Rabbi Shimshon Raphael Hirsch, Horeb 2:33 categorizes the sins that led to the destruction of the Second Temple as "self-seeking". One of the great tragedies of religion is that it can create self-righteousness as individuals use their observance6 to project themselves as closer to the Deity. For self-righteousness to exist, though, there must always be an object of comparison, the one that I am better than. Maharsha explains that in the time of the Second Temple, cliques were formed - there were my friends and there were my enemies. Evaluation was comparative and so evolved sinat chinum - to gain value in myself, there had to be the other that I hated.

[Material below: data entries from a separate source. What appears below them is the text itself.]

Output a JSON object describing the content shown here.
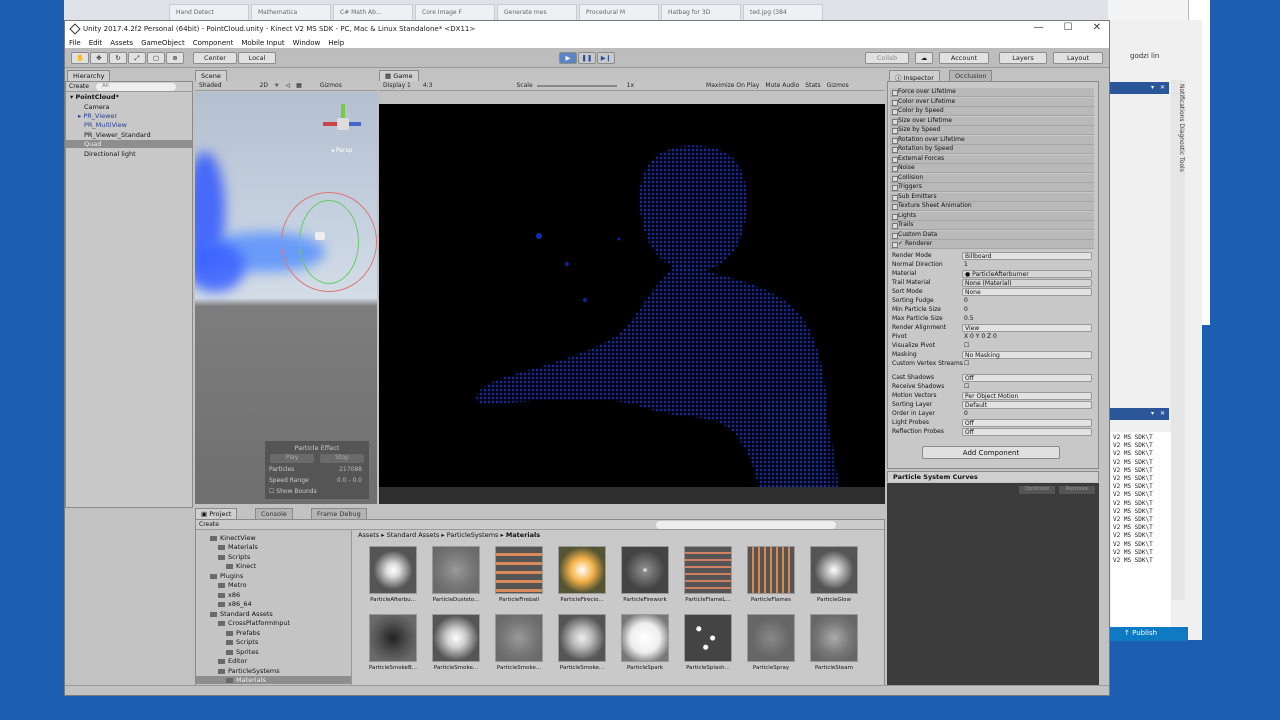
{
  "bg_tabs": [
    "Hand Detect",
    "Mathematica",
    "C# Math Ab...",
    "Core Image F",
    "Generate mes",
    "Procedural M",
    "Hatbag for 3D",
    "ted.jpg (384"
  ],
  "vs_window": {
    "user": "godzi lin",
    "sidebar": "Notifications  Diagnostic Tools",
    "list": [
      "V2 MS SDK\\T",
      "V2 MS SDK\\T",
      "V2 MS SDK\\T",
      "V2 MS SDK\\T",
      "V2 MS SDK\\T",
      "V2 MS SDK\\T",
      "V2 MS SDK\\T",
      "V2 MS SDK\\T",
      "V2 MS SDK\\T",
      "V2 MS SDK\\T",
      "V2 MS SDK\\T",
      "V2 MS SDK\\T",
      "V2 MS SDK\\T",
      "V2 MS SDK\\T",
      "V2 MS SDK\\T",
      "V2 MS SDK\\T"
    ],
    "publish": "Publish"
  },
  "window": {
    "title": "Unity 2017.4.2f2 Personal (64bit) - PointCloud.unity - Kinect V2 MS SDK - PC, Mac & Linux Standalone* <DX11>",
    "minimize": "—",
    "maximize": "☐",
    "close": "✕"
  },
  "menu": [
    "File",
    "Edit",
    "Assets",
    "GameObject",
    "Component",
    "Mobile Input",
    "Window",
    "Help"
  ],
  "toolbar": {
    "center": "Center",
    "local": "Local",
    "collab": "Collab",
    "account": "Account",
    "layers": "Layers",
    "layout": "Layout"
  },
  "hierarchy": {
    "tab": "Hierarchy",
    "create": "Create",
    "search": "All",
    "scene": "PointCloud*",
    "items": [
      "Camera",
      "PR_Viewer",
      "PR_MultiView",
      "PR_Viewer_Standard",
      "Quad",
      "Directional light"
    ]
  },
  "scene": {
    "tab": "Scene",
    "shaded": "Shaded",
    "mode2d": "2D",
    "gizmos": "Gizmos",
    "persp": "Persp",
    "particle_effect": {
      "title": "Particle Effect",
      "play": "Play",
      "stop": "Stop",
      "particles_label": "Particles",
      "particles_value": "217088",
      "speed_label": "Speed Range",
      "speed_value": "0.0 - 0.0",
      "bounds_label": "Show Bounds"
    }
  },
  "game": {
    "tab": "Game",
    "display": "Display 1",
    "aspect": "4:3",
    "scale_label": "Scale",
    "scale_value": "1x",
    "maximize": "Maximize On Play",
    "mute": "Mute Audio",
    "stats": "Stats",
    "gizmos": "Gizmos"
  },
  "inspector": {
    "tab": "Inspector",
    "occlusion_tab": "Occlusion",
    "modules": [
      "Force over Lifetime",
      "Color over Lifetime",
      "Color by Speed",
      "Size over Lifetime",
      "Size by Speed",
      "Rotation over Lifetime",
      "Rotation by Speed",
      "External Forces",
      "Noise",
      "Collision",
      "Triggers",
      "Sub Emitters",
      "Texture Sheet Animation",
      "Lights",
      "Trails",
      "Custom Data"
    ],
    "renderer_label": "Renderer",
    "props": [
      {
        "label": "Render Mode",
        "value": "Billboard"
      },
      {
        "label": "Normal Direction",
        "value": "1"
      },
      {
        "label": "Material",
        "value": "ParticleAfterburner"
      },
      {
        "label": "Trail Material",
        "value": "None (Material)"
      },
      {
        "label": "Sort Mode",
        "value": "None"
      },
      {
        "label": "Sorting Fudge",
        "value": "0"
      },
      {
        "label": "Min Particle Size",
        "value": "0"
      },
      {
        "label": "Max Particle Size",
        "value": "0.5"
      },
      {
        "label": "Render Alignment",
        "value": "View"
      },
      {
        "label": "Pivot",
        "value": "X 0     Y 0     Z 0"
      },
      {
        "label": "Visualize Pivot",
        "value": ""
      },
      {
        "label": "Masking",
        "value": "No Masking"
      },
      {
        "label": "Custom Vertex Streams",
        "value": ""
      },
      {
        "label": "Cast Shadows",
        "value": "Off"
      },
      {
        "label": "Receive Shadows",
        "value": ""
      },
      {
        "label": "Motion Vectors",
        "value": "Per Object Motion"
      },
      {
        "label": "Sorting Layer",
        "value": "Default"
      },
      {
        "label": "Order in Layer",
        "value": "0"
      },
      {
        "label": "Light Probes",
        "value": "Off"
      },
      {
        "label": "Reflection Probes",
        "value": "Off"
      }
    ],
    "add_component": "Add Component",
    "curves_title": "Particle System Curves",
    "optimize": "Optimize",
    "remove": "Remove"
  },
  "project": {
    "tab": "Project",
    "console_tab": "Console",
    "frame_tab": "Frame Debug",
    "create": "Create",
    "tree": [
      "KinectView",
      "Materials",
      "Scripts",
      "Kinect",
      "Plugins",
      "Metro",
      "x86",
      "x86_64",
      "Standard Assets",
      "CrossPlatformInput",
      "Prefabs",
      "Scripts",
      "Sprites",
      "Editor",
      "ParticleSystems",
      "Materials"
    ],
    "breadcrumb": [
      "Assets",
      "Standard Assets",
      "ParticleSystems",
      "Materials"
    ],
    "assets": [
      "ParticleAfterbu...",
      "ParticleDuststo...",
      "ParticleFireball",
      "ParticleFirecio...",
      "ParticleFirework",
      "ParticleFlameL...",
      "ParticleFlames",
      "ParticleGlow",
      "ParticleSmokeB...",
      "ParticleSmoke...",
      "ParticleSmoke...",
      "ParticleSmoke...",
      "ParticleSpark",
      "ParticleSplash...",
      "ParticleSpray",
      "ParticleSteam"
    ]
  },
  "colors": {
    "accent": "#5a84c6",
    "pointcloud": "#1a3cff",
    "desktop": "#1c5fb0"
  }
}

Choche'ach tochi'ach ultimately challenges this concept. In the dynamics of proper tocha'cha, all individuals join together in fighting the true enemy, evil - within oneself as well as within the other. Humanity is joined in fighting this enemy. The one who cannot receive rebuke and, as such, cannot properly give it, the one who violates lo tisna, though, wishes to maintain the other individual as the object of hate. Humanity is divided. The goal is not to lead the individual into a confrontation with evil but rather to maintain the individual's self-perception as better than the other. In fact, correct action upon the hate is avoided because it may lead to self-critique. Is it no wonder why sinat chinum is so vile?

Rabbi Benjamin Hecht e-mail


1 Vayikra 19:17.

2 In the same verse of Vayikra 19:17.

3 See Insight 5757 - #22 for a further discussion on this topic.

4 See Mishlei 8:13. See also T.B. Pesachim 113b.

5 See, also, Ramban, HaEmek Davar, Meshech Chachmah on this verse.

6 Note how T.B. Yoma 9b states that the people were involved in Torah, mitzvot and gemilat chassidim.